Interstate finger-pointing after deadly crash
Case underscores high stakes of driving record systems
It seems well established that Volodymyr Zhukovskyy drove the truck that killed seven motorcyclists in the White Mountains last weekend, but what is less clear why he still had a license to drive it.
The deadly crash has opened up a rift between state transportation officials in Massachusetts and Connecticut, and also spurred a review of the systems used by the Bay State’s Registry of Motor Vehicles.
Zhukovskyy is 23 but he has already lived many hard years, struggling with alcohol, heroin, and cocaine abuse, according to the Boston Globe, which interviewed the former director of a rehab center in Pennsylvania where Zhukovskyy stayed for three months.
A native of Ukraine, Zhukovskyy faces seven charges of negligent homicide. While he sits in jail in New Hampshire and faces possible deportation, reporters have scoured his cross-country criminal record. Among the findings, an arrest video from Texas where police found a crack pipe on a hepped-up Zhukovskyy. He was busted in Ohio for driving on a suspended license, and knocked for a lane violation in Iowa. Then on May 11, in East Windsor, Connecticut, the West Springfield resident was arrested and charged with intoxicated driving.
Erin Deveney, who had served in the Patrick administration and was Gov. Charlie Baker’s registrar of motor vehicles, resigned her post in the wake of Saturday’s crash, but Massachusetts officials also claimed Connecticut had erred in the lead-up to the tragedy.
“Because the information came in a manner that was not consistent with the guidelines, the automatic suspension did not get triggered, and the information needed to be processed manually, which had not been done at the time of this accident,” said Lt. Gov. Karyn Polito on Wednesday, vowing to get to the bottom of what went wrong procedurally. “There are seven beautiful lives lost in a very very tragic accident. We take our responsibilities very seriously, and we put in place a process to undertake a very deep review and make sure we’re doing our jobs for the people of this Commonwealth.”
The story is at once painfully violent – cutting short the lives of bikers in the Jarheads MC club in a fiery wreck – and mind-numbingly bureaucratic. It is also a scandal unfolding while Baker is overseas in England. Addressing reporters after a meeting of the Governor’s Council on Wednesday, Polito demonstrated a command of the facts, at least as Massachusetts officials see them.
Tony Guerrera, deputy commissioner of the Connecticut Department of Motor Vehicles, said his department followed the law, and “it’s unfortunate what happened in Massachusetts, [but] that’s on them, unfortunately, in regards to reaction time,” according to the Hartford Courant. The American Association of Motor Vehicle Administrators seems to agree, confirming that Connecticut followed the “established process.”
The RMV of today is different than it was when Baker took office.

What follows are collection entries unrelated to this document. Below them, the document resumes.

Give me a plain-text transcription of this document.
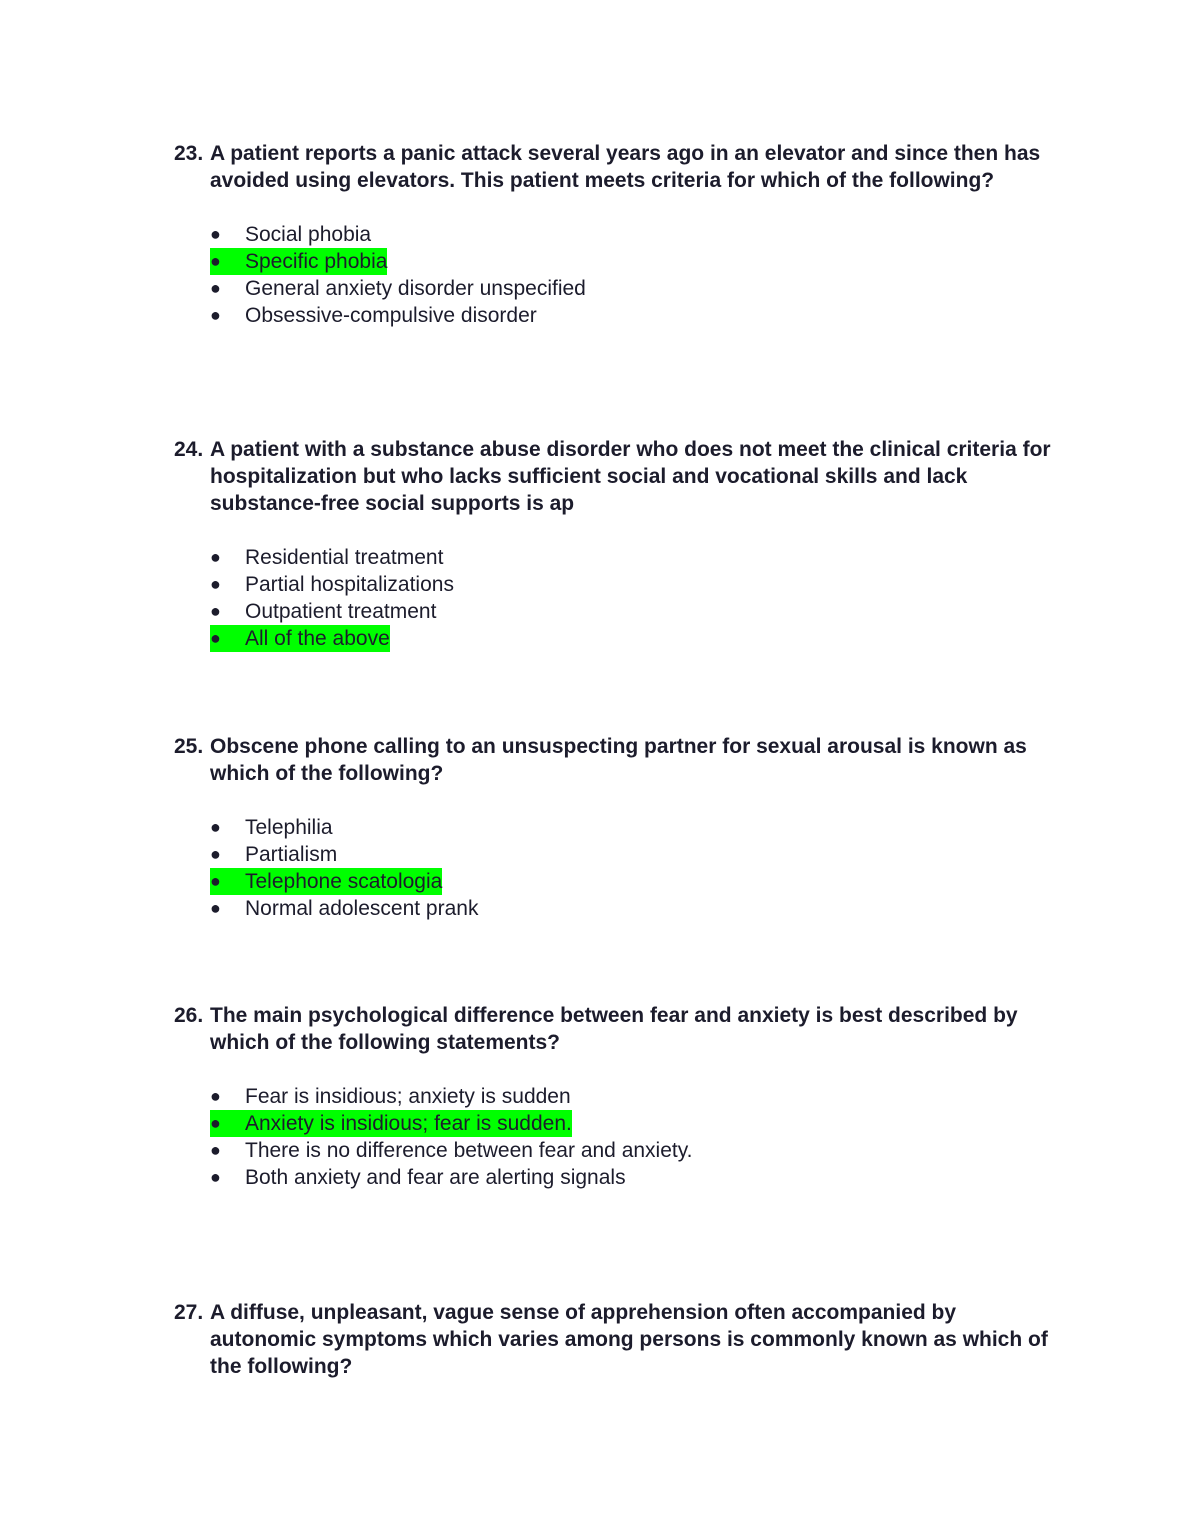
23. A patient reports a panic attack several years ago in an elevator and since then has avoided using elevators. This patient meets criteria for which of the following?
● Social phobia
● Specific phobia
● General anxiety disorder unspecified
● Obsessive-compulsive disorder
24. A patient with a substance abuse disorder who does not meet the clinical criteria for hospitalization but who lacks sufficient social and vocational skills and lack substance-free social supports is ap
● Residential treatment
● Partial hospitalizations
● Outpatient treatment
● All of the above
25. Obscene phone calling to an unsuspecting partner for sexual arousal is known as which of the following?
● Telephilia
● Partialism
● Telephone scatologia
● Normal adolescent prank
26. The main psychological difference between fear and anxiety is best described by which of the following statements?
● Fear is insidious; anxiety is sudden
● Anxiety is insidious; fear is sudden.
● There is no difference between fear and anxiety.
● Both anxiety and fear are alerting signals
27. A diffuse, unpleasant, vague sense of apprehension often accompanied by autonomic symptoms which varies among persons is commonly known as which of the following?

Only about a year ago, the RMV swapped out its ancient computer system for a new one capable of handling the federal government’s REAL ID requirements. There was another recent change to the RMV’s systems that may have some passing relevance as officials try to sort out how the recent tragedy could have been prevented. Three years ago, Baker signed a law repealing an old War on Drugs statute that automatically suspended the driver’s licenses of people convicted of drug crimes that are completely unrelated to driving – such as simple possession. The repeal law was heralded as a way of removing an expensive hurdle to people suffering from addiction so they can get their lives back on track.
Taking away someone’s driver’s license can condemn them to joblessness and economic ruin, but giving someone a license has consequences too. Traffic fatalities nationwide numbered 40,000 for the third straight year in 2018, according to the National Safety Council.
On Beacon Hill, lawmakers are addressing the issue of dangerous driving right now in two very different ways. After both the House and Senate passed bills that would outlaw use of handheld phones by drivers, a small group of lawmakers has begun negotiating a final version to send to the governor’s desk. Also, on Thursday, Senate President Karen Spilka referred to the Senate Ethics Committee a matter involving one of her fellow Democrats, Brockton Sen. Michael Brady.
These are all disparate developments, but there is a common thread about the danger, and even lethality, of motor vehicles, and how officials get a handle on that.